My father is still technically in my life today, but I don’t know if I will ever really let go of this.
I can’t believe my dad, who I thought was the cool kind of guy who would just go out and get a pack of cigarettes and then smoke them, was actually going out to trade Pokémon cards with his dumb non-smoking friends like some weak little nerd.
You think you’d know your own dad, but I guess you can never be too sure.
Years later, he apologized to me about the whole situation (only the lying part??), but I still find it hard to completely forgive him. After all, how can I really trust someone who would lie to me about their hobby of trading Pokémon cards?

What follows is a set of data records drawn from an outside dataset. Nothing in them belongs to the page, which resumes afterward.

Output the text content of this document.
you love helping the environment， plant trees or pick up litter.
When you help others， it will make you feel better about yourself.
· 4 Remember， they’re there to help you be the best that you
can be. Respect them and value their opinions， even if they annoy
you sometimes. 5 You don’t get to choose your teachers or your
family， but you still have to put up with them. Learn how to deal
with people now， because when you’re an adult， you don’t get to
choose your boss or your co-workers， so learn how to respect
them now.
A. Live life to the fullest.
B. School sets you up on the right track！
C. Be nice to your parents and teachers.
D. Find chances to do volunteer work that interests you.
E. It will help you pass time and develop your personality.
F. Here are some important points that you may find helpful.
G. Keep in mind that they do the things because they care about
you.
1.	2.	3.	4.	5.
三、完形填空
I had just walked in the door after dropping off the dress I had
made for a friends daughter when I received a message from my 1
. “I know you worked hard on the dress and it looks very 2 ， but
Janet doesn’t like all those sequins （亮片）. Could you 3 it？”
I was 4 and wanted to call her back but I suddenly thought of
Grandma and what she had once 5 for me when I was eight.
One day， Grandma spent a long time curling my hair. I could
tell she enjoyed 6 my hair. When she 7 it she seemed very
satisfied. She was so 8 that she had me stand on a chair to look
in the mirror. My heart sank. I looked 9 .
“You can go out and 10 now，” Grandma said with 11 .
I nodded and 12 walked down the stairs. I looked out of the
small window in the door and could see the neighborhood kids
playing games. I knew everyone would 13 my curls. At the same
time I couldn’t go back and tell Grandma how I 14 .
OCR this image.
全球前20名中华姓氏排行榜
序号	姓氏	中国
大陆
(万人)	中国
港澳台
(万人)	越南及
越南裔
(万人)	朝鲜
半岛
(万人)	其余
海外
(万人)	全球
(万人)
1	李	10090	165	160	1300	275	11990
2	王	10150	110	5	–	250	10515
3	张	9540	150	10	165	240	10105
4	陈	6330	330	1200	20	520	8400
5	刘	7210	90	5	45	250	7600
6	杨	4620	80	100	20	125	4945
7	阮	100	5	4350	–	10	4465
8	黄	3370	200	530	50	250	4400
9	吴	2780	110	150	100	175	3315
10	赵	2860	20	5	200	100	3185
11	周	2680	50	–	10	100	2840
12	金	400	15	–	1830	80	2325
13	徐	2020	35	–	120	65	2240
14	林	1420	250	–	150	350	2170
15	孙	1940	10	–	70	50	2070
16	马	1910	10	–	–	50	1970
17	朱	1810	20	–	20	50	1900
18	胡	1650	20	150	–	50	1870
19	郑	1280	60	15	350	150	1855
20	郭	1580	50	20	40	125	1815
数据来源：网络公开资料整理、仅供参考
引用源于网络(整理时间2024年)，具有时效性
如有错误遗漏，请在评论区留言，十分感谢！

Sure, he was only gone for about 30 minutes, but those were 30 minutes that he could have spent with me, or actually getting cigarettes like he said he was going to.

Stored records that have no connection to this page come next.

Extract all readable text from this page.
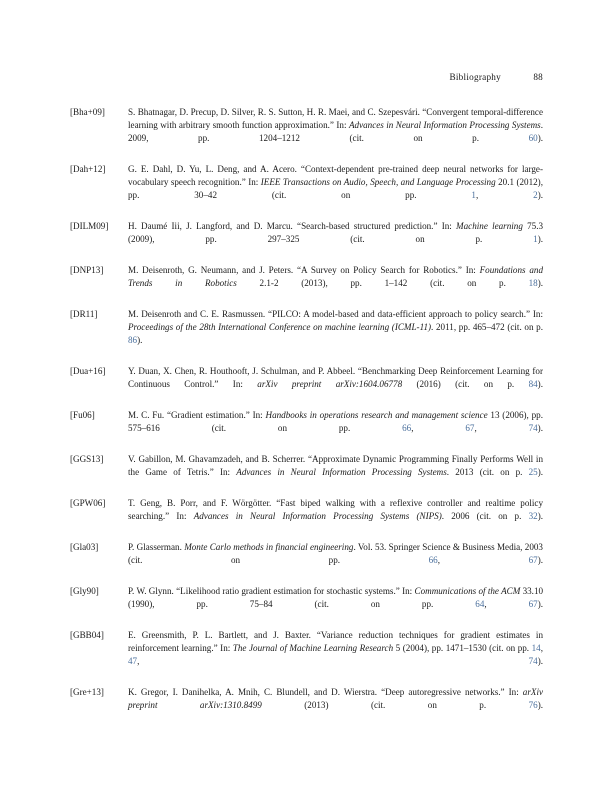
Bibliography	88
[Bha+09]	S. Bhatnagar, D. Precup, D. Silver, R. S. Sutton, H. R. Maei, and C. Szepesvári. “Convergent temporal-difference learning with arbitrary smooth function approximation.” In: Advances in Neural Information Processing Systems. 2009, pp. 1204–1212	(cit. on p.	60).
[Dah+12]	G. E. Dahl, D. Yu, L. Deng, and A. Acero. “Context-dependent pre-trained deep neural networks for large-vocabulary speech recognition.” In: IEEE Transactions on Audio, Speech, and Language Processing 20.1 (2012), pp. 30–42	(cit. on pp.	1,	2).
[DILM09]	H. Daumé Iii, J. Langford, and D. Marcu. “Search-based structured prediction.” In: Machine learning 75.3 (2009), pp. 297–325	(cit. on p.	1).
[DNP13]	M. Deisenroth, G. Neumann, and J. Peters. “A Survey on Policy Search for Robotics.” In: Foundations and Trends in Robotics 2.1-2 (2013), pp. 1–142	(cit. on p.	18).
[DR11]	M. Deisenroth and C. E. Rasmussen. “PILCO: A model-based and data-efficient approach to policy search.” In: Proceedings of the 28th International Conference on machine learning (ICML-11). 2011, pp. 465–472 (cit. on p. 86).
[Dua+16]	Y. Duan, X. Chen, R. Houthooft, J. Schulman, and P. Abbeel. “Benchmarking Deep Reinforcement Learning for Continuous Control.” In: arXiv preprint arXiv:1604.06778 (2016) (cit. on p. 84).
[Fu06]	M. C. Fu. “Gradient estimation.” In: Handbooks in operations research and management science 13 (2006), pp. 575–616	(cit. on pp.	66,	67,	74).
[GGS13]	V. Gabillon, M. Ghavamzadeh, and B. Scherrer. “Approximate Dynamic Programming Finally Performs Well in the Game of Tetris.” In: Advances in Neural Information Processing Systems. 2013 (cit. on p. 25).
[GPW06]	T. Geng, B. Porr, and F. Wörgötter. “Fast biped walking with a reflexive controller and realtime policy searching.” In: Advances in Neural Information Processing Systems (NIPS). 2006 (cit. on p. 32).
[Gla03]	P. Glasserman. Monte Carlo methods in financial engineering. Vol. 53. Springer Science & Business Media, 2003 (cit. on pp.	66,	67).
[Gly90]	P. W. Glynn. “Likelihood ratio gradient estimation for stochastic systems.” In: Communications of the ACM 33.10 (1990), pp. 75–84	(cit. on pp.	64,	67).
[GBB04]	E. Greensmith, P. L. Bartlett, and J. Baxter. “Variance reduction techniques for gradient estimates in reinforcement learning.” In: The Journal of Machine Learning Research 5 (2004), pp. 1471–1530 (cit. on pp. 14, 47,	74).
[Gre+13]	K. Gregor, I. Danihelka, A. Mnih, C. Blundell, and D. Wierstra. “Deep autoregressive networks.” In: arXiv preprint arXiv:1310.8499 (2013)	(cit. on p.	76).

When I tell people about this traumatic event that happened in my life, they usually say things like, “Oh, I thought you were gonna say that he left your family,” or “Wow, your dad likes to trade Pokémon cards? That’s so cool!” or even just “Okay. So?”, but what they don’t seem to understand is that my father lied to me. Maybe because he was embarrassed, maybe because he didn’t want me to take his cards, but it still hurts nonetheless.
No, he didn’t leave for good like some cowardly fathers do, but I can’t help but wonder: Would it have been easier if he had?
Apparently, the answer is “no” and “that’s really offensive” but I’m not convinced.
Today, I’m still working hard to get past it, and while I have made some progress, I admit that I’m not totally able to forgive my dad just yet. I have, however, started trading Pokémon cards, and I totally get the hype now.